Muscle loss is a known side effect of the weight loss drugs from Novo Nordisk and Eli Lilly, and Lilly last year acquired a muscle preservation-focused biotech, named Versanis Bio, in a deal worth as much as $1.9 billion.

“Late last year, we started to socialize this to both pharmas and investors and we got very good traction,” chair Alex Mayweg, managing director at Versant, told Endpoints News. “Over January at JP Morgan, this became very intense, both on investors and multiple pharmas.” He said AstraZeneca “convinced us that this would be the best and fastest way to get this molecule in and through clinic and into patients.”

SixPeaks’ focus is on developing a dual-specific antibody that goes after activin type IIa and IIb receptors. The goal is to make a low-dose medicine that patients can inject themselves, CEO Philip Just Larsen said in an interview. Regeneron is also targeting activin with its candidate garetosmab, which is being studied in combination with the pharma’s myostatin inhibitor trevogrumab in a Phase 2.

“Rather than being a repositioned product here, we designed this antibody completely from scratch and actually built in all the properties” that the company wanted, Mayweg said.

The lead antibody will go into IND-preparing studies in a “couple of months” with the goal of opening an IND by the second half of 2025, Larsen said. A second candidate, which conjugates GLP-1 to the activin antibody, is projected to reach an IND by the first half of 2026, he said. The startup is working on other incretin-based molecules for weight management and associated comorbidities, as well.

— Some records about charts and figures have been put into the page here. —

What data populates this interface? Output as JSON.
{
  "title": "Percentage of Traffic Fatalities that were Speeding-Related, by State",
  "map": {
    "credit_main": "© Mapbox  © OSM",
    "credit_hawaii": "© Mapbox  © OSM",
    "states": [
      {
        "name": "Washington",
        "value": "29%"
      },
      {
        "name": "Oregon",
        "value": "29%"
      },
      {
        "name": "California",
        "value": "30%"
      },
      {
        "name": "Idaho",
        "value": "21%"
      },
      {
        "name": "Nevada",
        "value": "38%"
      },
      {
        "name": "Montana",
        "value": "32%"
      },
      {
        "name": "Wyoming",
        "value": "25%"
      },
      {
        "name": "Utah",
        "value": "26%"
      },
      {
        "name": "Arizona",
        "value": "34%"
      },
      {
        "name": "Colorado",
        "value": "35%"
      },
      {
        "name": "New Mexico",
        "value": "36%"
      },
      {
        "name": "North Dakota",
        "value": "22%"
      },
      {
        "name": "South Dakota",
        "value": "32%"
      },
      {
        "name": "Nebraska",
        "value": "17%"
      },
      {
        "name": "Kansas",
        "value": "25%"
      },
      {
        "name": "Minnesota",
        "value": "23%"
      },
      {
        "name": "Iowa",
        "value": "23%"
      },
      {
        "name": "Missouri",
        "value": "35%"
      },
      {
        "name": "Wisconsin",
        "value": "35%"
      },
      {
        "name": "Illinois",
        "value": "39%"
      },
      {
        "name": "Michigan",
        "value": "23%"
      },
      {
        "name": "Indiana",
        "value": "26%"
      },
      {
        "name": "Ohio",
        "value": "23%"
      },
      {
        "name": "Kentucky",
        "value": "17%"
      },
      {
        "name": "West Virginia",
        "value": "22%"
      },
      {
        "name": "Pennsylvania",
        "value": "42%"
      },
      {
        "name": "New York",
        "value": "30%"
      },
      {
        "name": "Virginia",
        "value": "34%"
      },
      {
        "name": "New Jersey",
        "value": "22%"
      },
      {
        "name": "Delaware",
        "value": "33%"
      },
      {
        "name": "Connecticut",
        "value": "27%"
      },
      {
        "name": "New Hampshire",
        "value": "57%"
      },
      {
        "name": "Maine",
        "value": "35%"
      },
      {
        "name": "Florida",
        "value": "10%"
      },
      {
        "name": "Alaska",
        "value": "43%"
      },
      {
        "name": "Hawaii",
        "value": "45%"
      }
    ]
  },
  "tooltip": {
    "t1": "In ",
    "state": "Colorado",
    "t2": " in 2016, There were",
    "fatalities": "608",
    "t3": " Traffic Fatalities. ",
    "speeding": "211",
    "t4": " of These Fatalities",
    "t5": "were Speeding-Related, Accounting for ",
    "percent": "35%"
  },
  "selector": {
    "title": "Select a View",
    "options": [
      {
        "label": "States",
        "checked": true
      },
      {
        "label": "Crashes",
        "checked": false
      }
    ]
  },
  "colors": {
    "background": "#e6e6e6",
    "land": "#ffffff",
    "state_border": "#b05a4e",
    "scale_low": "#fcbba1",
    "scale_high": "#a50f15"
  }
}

Larsen has seen a lot of different approaches to the space during his three decades in pharma, including a GLP-1 agonist at Zealand Pharma in the late 90s, as well as stints at Novo Nordisk; Eli Lilly’s diabetes unit; AstraZeneca’s cardio, diabetes and obesity team; Sanofi’s diabetes research arm and elsewhere. He’s also currently chair of Antag Therapeutics, a Danish obesity biotech.

“Six Pack Bio” was the startup’s original code name, Mayweg said. When certain receptors are knocked out, certain animal species get a muscular abdomen. The company chose to switch pack to “peak” because of the mountainous backdrop of its home country.